An example of what was said to be a definite paranormal experience was a story about Debbie and Mark L.’s stay at The Cashtown Inn. “At some point in the middle of the night, they both were awakened by a noise that to them sounded like someone jiggling their doorknob, as if they were trying to get into their guestroom. Mark quickly checked the door and found nothing. Certain that they had heard something, they had trouble falling back to sleep.
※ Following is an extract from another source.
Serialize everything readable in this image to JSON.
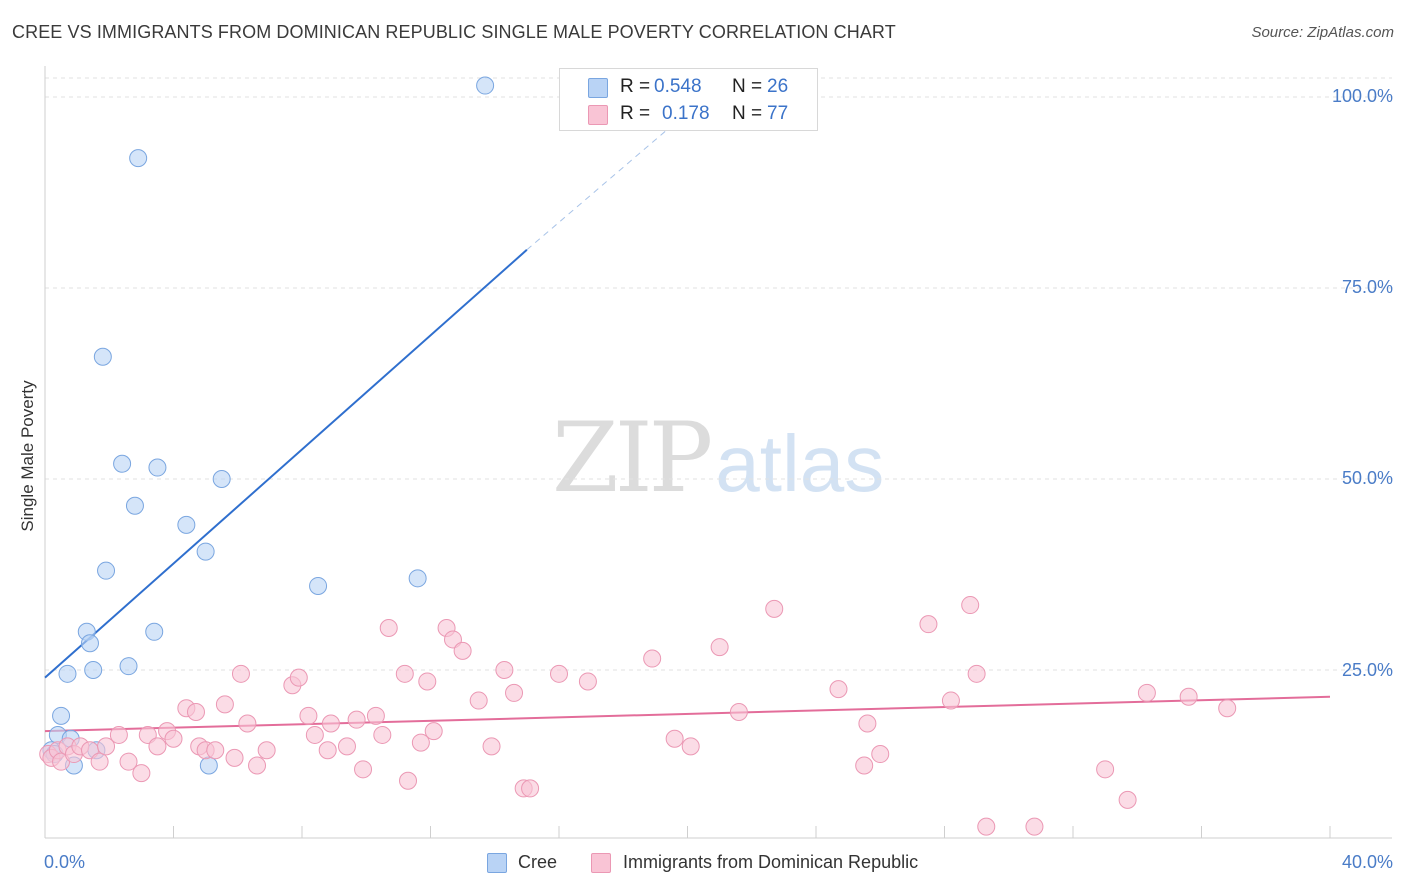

Eventually they did, but then Debbie was awoken to the same noise she had heard previously. Checking her watch on the nightstand, she noticed it was quarter after four in the morning. Still hearing the noise after several minutes, she nudged Mark awake, and they both listened once again. The noise eventually stopped, but sleep at that point was impossible, so the couple watched some early morning television before embarking on the activities of the day.” The cause of the noise is unknown; maybe it is the ghosts of Confederate soldiers who died during the American Civil War. Thus, the most popular suite for ghost enthusiasts to book at the Cashtown Inn once belonged to General Robert E. Lee: Room 5.